First, it is important to note that women giving birth in a healthcare facility or in the care of a doctor typically have access to resources (medications, skilled personnel, and surgical procedures) that can fully prevent and/or treat PPH. Surgical procedures, though more complicated and resource-demanding, are highly successful. However, many women in the world give birth not at healthcare facilities but in low-resource community settings. Ms. Armbruster addressed these settings specifically, as they are the places where the majority of PPH-caused morbidity and mortality occurs.
There are several proven, high-impact strategies that work in the community. Most common is the use of active management of the third stage of labor (AMTSL). Of the multiple interventions used during AMTSL, administration of an uterotonic (an agent that helps the uterus contract) represents the most effective component. Oxytocin remains the best-recommended uterotonic, though it requires more skill in its administration. AMTSL instructions generally include giving a uterotonic, preferably oxytocin, within one minute of childbirth, delivering the placenta via controlled traction on the umbilical cord and counter pressure to the uterus (optional), massaging the uterus after delivery of the placenta to ensure that the uterus is firm (optional), and palpitating the uterus before finally joining the mother and infant together. If performed correctly, AMTSL can reduce risk of PPH by 60%. There are plenty of pluses to AMTSL, especially its administration of oxytocin; however, like any drug, physical treatment, or intervention, there are downsides.
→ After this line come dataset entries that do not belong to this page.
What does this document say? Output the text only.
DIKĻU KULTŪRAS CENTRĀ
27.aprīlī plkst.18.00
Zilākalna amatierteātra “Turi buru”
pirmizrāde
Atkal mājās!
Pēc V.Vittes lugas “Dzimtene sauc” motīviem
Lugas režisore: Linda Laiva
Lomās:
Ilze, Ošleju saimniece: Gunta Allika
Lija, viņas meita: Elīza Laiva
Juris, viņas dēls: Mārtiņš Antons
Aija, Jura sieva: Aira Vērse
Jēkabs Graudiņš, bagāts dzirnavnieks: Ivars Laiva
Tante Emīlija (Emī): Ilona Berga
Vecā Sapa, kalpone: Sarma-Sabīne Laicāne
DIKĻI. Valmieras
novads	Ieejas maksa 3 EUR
The oxytocin (or other uterotonic) may not have been stored at an adequate temperature or may be of poor quality. Healthcare practitioners may not have sufficient training. The gaps in healthcare during childbirth make for a long, ongoing list of potential setbacks. The change we must see in PPH prevention spans far beyond which “high-impact strategy” we choose. It involves training skilled birth attendants, gaining support from communities, healthcare policy makers, and governments, educating women about the care they need before, during, and after childbirth, and considering new strategies that require less resources and minimal expertise. Finally, it is essential to ensure that these ideas, strategies, and interventions are put to good use in a way that is sustainable as well as compassionate, respectful, and kind. Change is not always immediate. It’s progressive. (This idea certainly is not novel, but I feel it deserves repeated mention.)
Throughout the seminar, my eyes bulged as statistic after statistic cropped up on PowerPoint slides. Most were presented with hopeful rhetoric, yet I could not help but perceive the flip-side: these numbers show that the world still lacks a foolproof PPH treatment or prevention plan.
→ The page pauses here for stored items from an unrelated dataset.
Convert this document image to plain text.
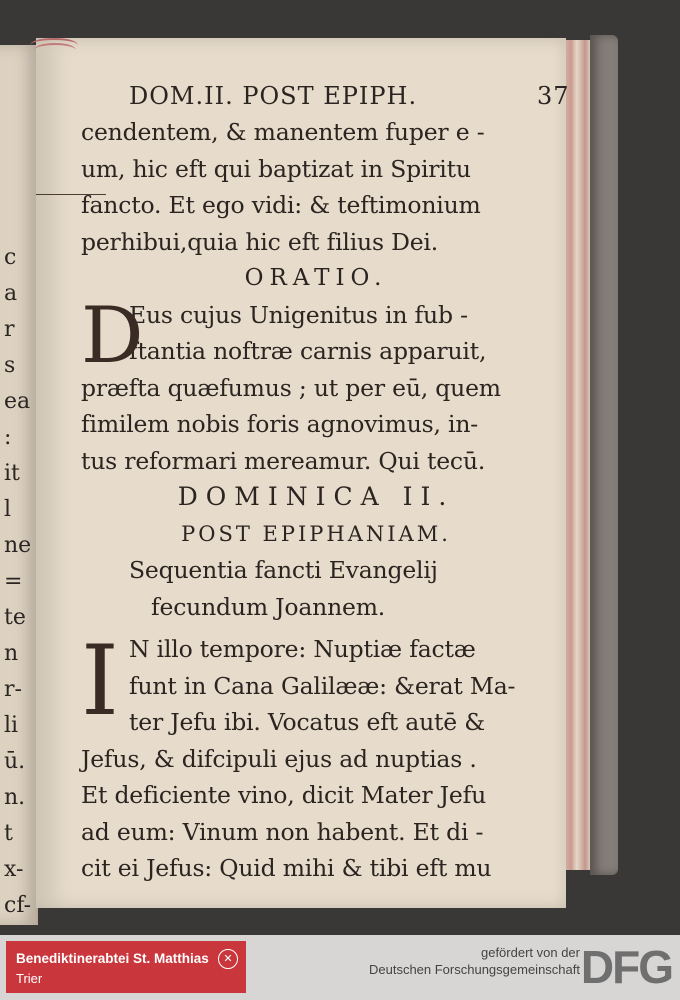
c
a
r
s
ea
:
it
l
ne
=
te
n
r-
li
ū.
n.
t
x-
cf-
DOM.II. POST EPIPH.	37
cendentem, & manentem fuper e -
um, hic eft qui baptizat in Spiritu
fancto. Et ego vidi: & teftimonium
perhibui,quia hic eft filius Dei.
ORATIO.
D
Eus cujus Unigenitus in fub -
ftantia noftræ carnis apparuit,
præfta quæfumus ; ut per eū, quem
fimilem nobis foris agnovimus, in-
tus reformari mereamur. Qui tecū.
DOMINICA II.
POST EPIPHANIAM.
Sequentia fancti Evangelij
fecundum Joannem.
I N illo tempore: Nuptiæ factæ
funt in Cana Galilææ: &erat Ma-
ter Jefu ibi. Vocatus eft autē &
Jefus, & difcipuli ejus ad nuptias .
Et deficiente vino, dicit Mater Jefu
ad eum: Vinum non habent. Et di -
cit ei Jefus: Quid mihi & tibi eft mu
Benediktinerabtei St. Matthias
Trier
✕	gefördert von der
Deutschen Forschungsgemeinschaft DFG
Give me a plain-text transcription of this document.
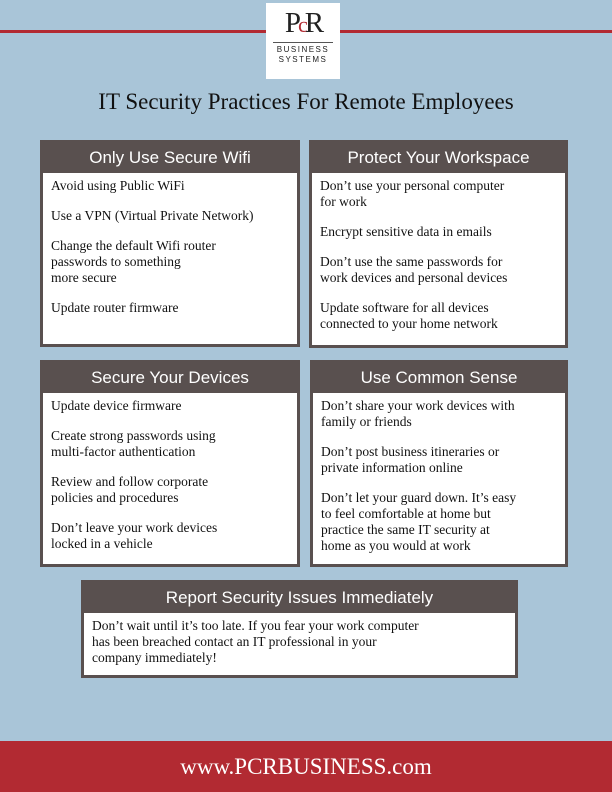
PcR
BUSINESS
SYSTEMS
IT Security Practices For Remote Employees
Only Use Secure Wifi
Avoid using Public WiFi
Use a VPN (Virtual Private Network)
Change the default Wifi router
passwords to something
more secure
Update router firmware
Protect Your Workspace
Don’t use your personal computer
for work
Encrypt sensitive data in emails
Don’t use the same passwords for
work devices and personal devices
Update software for all devices
connected to your home network
Secure Your Devices
Update device firmware
Create strong passwords using
multi-factor authentication
Review and follow corporate
policies and procedures
Don’t leave your work devices
locked in a vehicle
Use Common Sense
Don’t share your work devices with
family or friends
Don’t post business itineraries or
private information online
Don’t let your guard down. It’s easy
to feel comfortable at home but
practice the same IT security at
home as you would at work
Report Security Issues Immediately
Don’t wait until it’s too late. If you fear your work computer
has been breached contact an IT professional in your
company immediately!
www.PCRBUSINESS.com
PPH prevention and treatment represents an exciting, inspiring, and progressing revolution in global health. This small piece of writing is just an introduction to the current literature and research, as well as a starting point from which I hope we can all continue conversation and cultivate new ideas for progressive change in decreasing the burden posed by PPH.
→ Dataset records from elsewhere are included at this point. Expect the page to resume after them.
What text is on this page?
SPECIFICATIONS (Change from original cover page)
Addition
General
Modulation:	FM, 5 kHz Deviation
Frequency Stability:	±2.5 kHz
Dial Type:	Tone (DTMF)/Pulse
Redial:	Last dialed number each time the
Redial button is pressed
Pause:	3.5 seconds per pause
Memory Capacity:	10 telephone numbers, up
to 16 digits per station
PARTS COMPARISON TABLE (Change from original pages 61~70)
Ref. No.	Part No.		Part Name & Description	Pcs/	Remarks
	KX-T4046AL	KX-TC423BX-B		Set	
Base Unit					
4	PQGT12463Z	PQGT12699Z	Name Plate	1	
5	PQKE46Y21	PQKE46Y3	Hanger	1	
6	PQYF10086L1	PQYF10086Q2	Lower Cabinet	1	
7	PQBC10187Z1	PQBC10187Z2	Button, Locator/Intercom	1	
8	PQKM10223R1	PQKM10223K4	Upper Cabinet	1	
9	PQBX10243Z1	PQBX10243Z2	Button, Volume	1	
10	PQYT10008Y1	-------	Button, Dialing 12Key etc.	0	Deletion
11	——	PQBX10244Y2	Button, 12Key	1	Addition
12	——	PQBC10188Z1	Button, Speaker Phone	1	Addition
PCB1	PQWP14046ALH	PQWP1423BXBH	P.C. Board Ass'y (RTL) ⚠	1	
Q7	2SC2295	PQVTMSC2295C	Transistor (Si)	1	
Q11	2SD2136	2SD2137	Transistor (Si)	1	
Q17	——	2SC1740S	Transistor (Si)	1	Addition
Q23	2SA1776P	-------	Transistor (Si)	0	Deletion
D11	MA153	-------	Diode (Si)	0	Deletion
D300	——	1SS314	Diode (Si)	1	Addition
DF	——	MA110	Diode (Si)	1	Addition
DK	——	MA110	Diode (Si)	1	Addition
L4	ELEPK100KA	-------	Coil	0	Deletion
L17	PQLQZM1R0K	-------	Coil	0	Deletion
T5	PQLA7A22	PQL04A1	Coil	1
At the very beginning, I included a quote taken from Ms. Armbruster’s presentation. It is a local proverb in Chad: “A woman who is pregnant has one foot in the grave.” In some countries, the words “pregnancy” and “childbirth” evoke notions of “new beginnings,” “creation,” and “life.” To learn that these same words represent such dark expectations is heart-wrenching. But I do think there is room enough for hope within the striking progress made by technologies and strategies like oxytocin and AMTSL. We must keep pushing for safe, health-filled childbirths to ignite change in the way women, families, and communities experience and understand pregnancy and childbirth around the globe.